Time Doesn’t Move the Same For Us: Autism, ADHD and Picking Up Where We Left Off
Have you ever bumped into someone you haven’t seen in years and without hesitation, slipped right back into how things were? For many autistic and ADHD people, that’s not just a rare moment, it’s a pattern. It’s how we experience relationships and time.
We often hold onto people in our minds exactly as they were the last time we saw them. There’s no drift, no slow emotional fade. The connection stays frozen in place, waiting to be picked up. To us, it feels natural. It feels right. We step in exactly where we left off, with the same energy, the same jokes, the same closeness.
For example, you might run into an old school friend at the shops. While they’ve changed jobs, moved house and made new friends, your brain brings back the exact way it felt when you used to sit next to them at lunch. You’re excited to see them. You ask how they’ve been, maybe even suggest catching up like it’s something you’ve both been looking forward to. But they hesitate. They’re polite but distant. It hits you, they haven’t thought about you in years.
Or maybe you reconnect with a family member after a long time. You still feel the bond you always had, like nothing’s changed. But they’ve had major life events, new routines, and different priorities. You still feel close, but they feel far away. You don’t understand why they’re acting differently, and they don’t understand why you’re acting like it’s all still the same.

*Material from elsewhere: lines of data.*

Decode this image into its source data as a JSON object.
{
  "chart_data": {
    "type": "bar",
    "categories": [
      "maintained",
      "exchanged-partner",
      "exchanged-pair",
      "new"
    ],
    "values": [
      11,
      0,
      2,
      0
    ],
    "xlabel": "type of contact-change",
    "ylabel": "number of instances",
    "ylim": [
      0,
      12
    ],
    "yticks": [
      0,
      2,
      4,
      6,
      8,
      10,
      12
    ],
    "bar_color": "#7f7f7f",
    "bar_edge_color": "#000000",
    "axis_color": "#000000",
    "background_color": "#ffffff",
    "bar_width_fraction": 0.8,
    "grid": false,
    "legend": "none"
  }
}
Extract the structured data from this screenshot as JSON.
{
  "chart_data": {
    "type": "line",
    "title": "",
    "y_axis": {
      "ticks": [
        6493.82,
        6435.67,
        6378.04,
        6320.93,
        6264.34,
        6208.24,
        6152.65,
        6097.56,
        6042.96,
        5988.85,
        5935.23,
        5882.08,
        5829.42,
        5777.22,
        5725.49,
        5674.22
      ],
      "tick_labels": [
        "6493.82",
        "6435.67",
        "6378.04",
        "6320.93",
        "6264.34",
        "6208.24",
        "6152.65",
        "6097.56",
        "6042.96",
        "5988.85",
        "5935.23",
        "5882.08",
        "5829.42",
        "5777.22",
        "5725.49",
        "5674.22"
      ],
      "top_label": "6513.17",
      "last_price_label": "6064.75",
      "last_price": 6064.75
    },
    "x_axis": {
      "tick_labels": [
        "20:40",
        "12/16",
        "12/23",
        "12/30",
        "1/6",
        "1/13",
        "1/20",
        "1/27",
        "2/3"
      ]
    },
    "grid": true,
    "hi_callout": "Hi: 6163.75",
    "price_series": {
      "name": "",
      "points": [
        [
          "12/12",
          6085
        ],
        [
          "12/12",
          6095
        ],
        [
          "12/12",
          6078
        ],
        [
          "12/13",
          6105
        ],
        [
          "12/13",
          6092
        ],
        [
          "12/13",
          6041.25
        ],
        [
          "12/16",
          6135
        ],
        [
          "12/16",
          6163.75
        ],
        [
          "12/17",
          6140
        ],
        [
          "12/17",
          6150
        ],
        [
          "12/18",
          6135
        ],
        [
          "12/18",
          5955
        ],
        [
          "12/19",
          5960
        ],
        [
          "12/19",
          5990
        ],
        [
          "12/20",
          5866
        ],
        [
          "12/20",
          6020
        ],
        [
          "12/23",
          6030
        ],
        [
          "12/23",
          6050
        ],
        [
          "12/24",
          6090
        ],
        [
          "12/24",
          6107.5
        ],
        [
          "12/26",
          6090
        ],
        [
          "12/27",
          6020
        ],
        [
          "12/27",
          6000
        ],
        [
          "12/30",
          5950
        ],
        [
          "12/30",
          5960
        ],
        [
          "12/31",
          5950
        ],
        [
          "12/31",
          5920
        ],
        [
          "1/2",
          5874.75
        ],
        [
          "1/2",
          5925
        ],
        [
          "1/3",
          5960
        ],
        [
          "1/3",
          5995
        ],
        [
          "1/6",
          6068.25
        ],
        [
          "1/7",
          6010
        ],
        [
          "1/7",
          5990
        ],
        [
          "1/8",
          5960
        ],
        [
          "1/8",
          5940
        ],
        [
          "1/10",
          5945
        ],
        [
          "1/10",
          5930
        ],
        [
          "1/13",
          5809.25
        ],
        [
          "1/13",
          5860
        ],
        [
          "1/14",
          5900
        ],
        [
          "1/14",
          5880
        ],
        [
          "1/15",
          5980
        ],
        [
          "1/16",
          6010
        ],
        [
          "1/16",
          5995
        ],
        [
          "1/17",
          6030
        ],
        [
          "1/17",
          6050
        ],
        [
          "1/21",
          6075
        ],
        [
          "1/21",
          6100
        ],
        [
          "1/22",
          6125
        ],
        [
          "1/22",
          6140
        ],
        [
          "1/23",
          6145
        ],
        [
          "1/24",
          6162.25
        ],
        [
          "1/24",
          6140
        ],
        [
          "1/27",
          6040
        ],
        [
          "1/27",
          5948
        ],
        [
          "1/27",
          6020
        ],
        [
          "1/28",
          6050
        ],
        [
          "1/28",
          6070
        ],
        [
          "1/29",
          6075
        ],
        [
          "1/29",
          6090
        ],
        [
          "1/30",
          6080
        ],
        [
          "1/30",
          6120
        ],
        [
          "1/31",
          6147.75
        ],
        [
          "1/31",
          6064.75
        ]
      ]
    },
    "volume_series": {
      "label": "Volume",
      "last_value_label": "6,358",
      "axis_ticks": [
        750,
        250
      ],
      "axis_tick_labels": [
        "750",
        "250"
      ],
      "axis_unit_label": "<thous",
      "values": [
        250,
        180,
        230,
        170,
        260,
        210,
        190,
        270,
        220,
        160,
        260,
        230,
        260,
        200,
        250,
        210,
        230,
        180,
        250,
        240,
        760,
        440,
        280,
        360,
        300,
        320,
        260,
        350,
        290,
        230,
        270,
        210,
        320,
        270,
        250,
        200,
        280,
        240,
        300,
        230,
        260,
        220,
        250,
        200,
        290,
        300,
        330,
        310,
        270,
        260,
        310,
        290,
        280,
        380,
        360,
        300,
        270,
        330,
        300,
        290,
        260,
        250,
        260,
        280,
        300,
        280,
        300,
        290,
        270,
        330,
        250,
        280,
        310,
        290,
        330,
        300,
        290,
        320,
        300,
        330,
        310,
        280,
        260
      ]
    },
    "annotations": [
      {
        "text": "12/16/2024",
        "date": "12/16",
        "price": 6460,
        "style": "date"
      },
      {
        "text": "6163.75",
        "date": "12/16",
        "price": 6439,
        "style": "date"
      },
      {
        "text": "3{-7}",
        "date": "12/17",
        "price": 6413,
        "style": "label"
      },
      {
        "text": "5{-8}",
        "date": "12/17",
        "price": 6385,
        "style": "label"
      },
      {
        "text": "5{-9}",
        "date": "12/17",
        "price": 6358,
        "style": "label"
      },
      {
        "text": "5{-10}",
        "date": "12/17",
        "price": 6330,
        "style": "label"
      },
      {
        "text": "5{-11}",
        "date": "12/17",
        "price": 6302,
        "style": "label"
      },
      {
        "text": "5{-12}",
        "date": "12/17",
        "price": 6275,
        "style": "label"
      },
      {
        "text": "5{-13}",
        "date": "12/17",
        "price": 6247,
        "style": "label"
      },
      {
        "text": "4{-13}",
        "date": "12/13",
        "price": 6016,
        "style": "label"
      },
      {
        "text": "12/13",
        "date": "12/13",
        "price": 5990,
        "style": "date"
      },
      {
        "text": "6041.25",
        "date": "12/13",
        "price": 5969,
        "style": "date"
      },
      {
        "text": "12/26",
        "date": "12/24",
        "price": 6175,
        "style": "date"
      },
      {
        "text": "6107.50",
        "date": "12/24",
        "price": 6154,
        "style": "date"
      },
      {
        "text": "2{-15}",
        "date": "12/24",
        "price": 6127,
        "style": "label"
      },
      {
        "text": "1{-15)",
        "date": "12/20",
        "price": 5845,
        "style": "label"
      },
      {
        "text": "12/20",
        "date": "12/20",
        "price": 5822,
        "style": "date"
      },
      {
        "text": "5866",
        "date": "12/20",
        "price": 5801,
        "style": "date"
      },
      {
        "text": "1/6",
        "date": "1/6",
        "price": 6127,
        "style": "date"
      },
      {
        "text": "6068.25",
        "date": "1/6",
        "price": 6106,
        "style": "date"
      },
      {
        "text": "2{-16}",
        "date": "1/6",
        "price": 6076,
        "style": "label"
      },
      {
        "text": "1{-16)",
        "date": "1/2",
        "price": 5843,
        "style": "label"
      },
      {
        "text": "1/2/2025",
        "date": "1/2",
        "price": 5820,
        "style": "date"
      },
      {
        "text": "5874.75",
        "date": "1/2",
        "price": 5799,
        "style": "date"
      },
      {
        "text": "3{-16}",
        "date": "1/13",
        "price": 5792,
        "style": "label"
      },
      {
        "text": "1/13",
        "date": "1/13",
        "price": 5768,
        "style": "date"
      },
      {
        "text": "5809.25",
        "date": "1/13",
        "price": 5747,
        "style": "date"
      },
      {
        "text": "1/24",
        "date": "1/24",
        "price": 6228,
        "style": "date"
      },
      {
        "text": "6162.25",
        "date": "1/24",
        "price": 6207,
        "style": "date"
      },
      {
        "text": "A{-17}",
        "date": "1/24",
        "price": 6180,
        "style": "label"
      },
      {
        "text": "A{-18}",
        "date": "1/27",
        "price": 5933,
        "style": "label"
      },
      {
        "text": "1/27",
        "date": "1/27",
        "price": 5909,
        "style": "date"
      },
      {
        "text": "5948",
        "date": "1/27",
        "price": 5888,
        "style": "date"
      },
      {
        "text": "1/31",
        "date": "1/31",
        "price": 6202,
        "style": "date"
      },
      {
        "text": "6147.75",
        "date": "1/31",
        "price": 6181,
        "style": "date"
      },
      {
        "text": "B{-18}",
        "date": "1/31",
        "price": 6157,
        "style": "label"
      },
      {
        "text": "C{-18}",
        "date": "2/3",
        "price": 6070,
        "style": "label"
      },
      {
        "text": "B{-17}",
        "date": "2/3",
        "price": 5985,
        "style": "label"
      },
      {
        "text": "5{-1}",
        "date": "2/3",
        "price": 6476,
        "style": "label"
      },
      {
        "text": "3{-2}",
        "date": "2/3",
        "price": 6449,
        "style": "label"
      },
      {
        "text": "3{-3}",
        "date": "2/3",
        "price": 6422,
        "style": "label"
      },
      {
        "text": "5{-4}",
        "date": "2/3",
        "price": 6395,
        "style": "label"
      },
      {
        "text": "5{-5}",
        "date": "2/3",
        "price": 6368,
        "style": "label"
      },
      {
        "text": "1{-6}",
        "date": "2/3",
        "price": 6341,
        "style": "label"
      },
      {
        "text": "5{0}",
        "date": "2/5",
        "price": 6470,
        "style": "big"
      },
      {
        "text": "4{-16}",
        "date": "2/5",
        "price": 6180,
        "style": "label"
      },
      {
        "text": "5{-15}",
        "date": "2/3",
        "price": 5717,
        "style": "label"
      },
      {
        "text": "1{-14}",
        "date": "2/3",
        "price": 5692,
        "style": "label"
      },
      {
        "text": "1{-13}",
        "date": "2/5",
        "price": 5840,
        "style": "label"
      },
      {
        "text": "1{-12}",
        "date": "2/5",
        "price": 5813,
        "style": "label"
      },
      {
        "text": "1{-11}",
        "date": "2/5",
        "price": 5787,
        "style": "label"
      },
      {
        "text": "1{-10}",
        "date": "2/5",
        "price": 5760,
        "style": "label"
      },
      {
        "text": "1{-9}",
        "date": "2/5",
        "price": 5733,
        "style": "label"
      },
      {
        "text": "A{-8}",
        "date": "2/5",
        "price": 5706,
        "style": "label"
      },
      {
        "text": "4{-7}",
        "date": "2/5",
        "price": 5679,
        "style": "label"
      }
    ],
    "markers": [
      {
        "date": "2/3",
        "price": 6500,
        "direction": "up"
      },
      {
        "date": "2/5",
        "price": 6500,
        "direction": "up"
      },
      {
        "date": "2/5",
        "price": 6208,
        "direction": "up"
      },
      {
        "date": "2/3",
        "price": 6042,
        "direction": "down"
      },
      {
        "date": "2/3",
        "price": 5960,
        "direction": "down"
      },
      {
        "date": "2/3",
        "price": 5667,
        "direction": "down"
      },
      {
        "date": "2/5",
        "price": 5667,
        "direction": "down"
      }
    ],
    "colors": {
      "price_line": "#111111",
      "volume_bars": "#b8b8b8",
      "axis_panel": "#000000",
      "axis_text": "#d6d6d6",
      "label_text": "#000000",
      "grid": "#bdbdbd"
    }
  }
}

This isn’t about rejection sensitivity or overthinking. It’s about the way our brains store and revisit relationships. We don’t always move forward in the same way. Emotional memory stays vivid. Unfinished conversations still feel open. People we haven’t seen in years still feel important.
But when we try to reconnect like no time has passed, and realise it has for them, it can feel like a sudden drop. We wonder, was I the only one who cared? Was the connection only real for me?
This is one of those quiet, often unspoken parts of being neurodivergent. The way we love, remember and reconnect doesn’t always match the social expectations around us. And it can leave us feeling exposed.
If you’ve ever felt like time stands still between relationships, or like others outgrow the bond while you’re still holding onto it, that’s valid. And if someone hasn’t thought about you the way you’ve thought about them, that doesn’t make your connection less real. It just means your mind holds people differently.
It’s something we rarely talk about, but maybe we should, because it hurts when time finally catches up.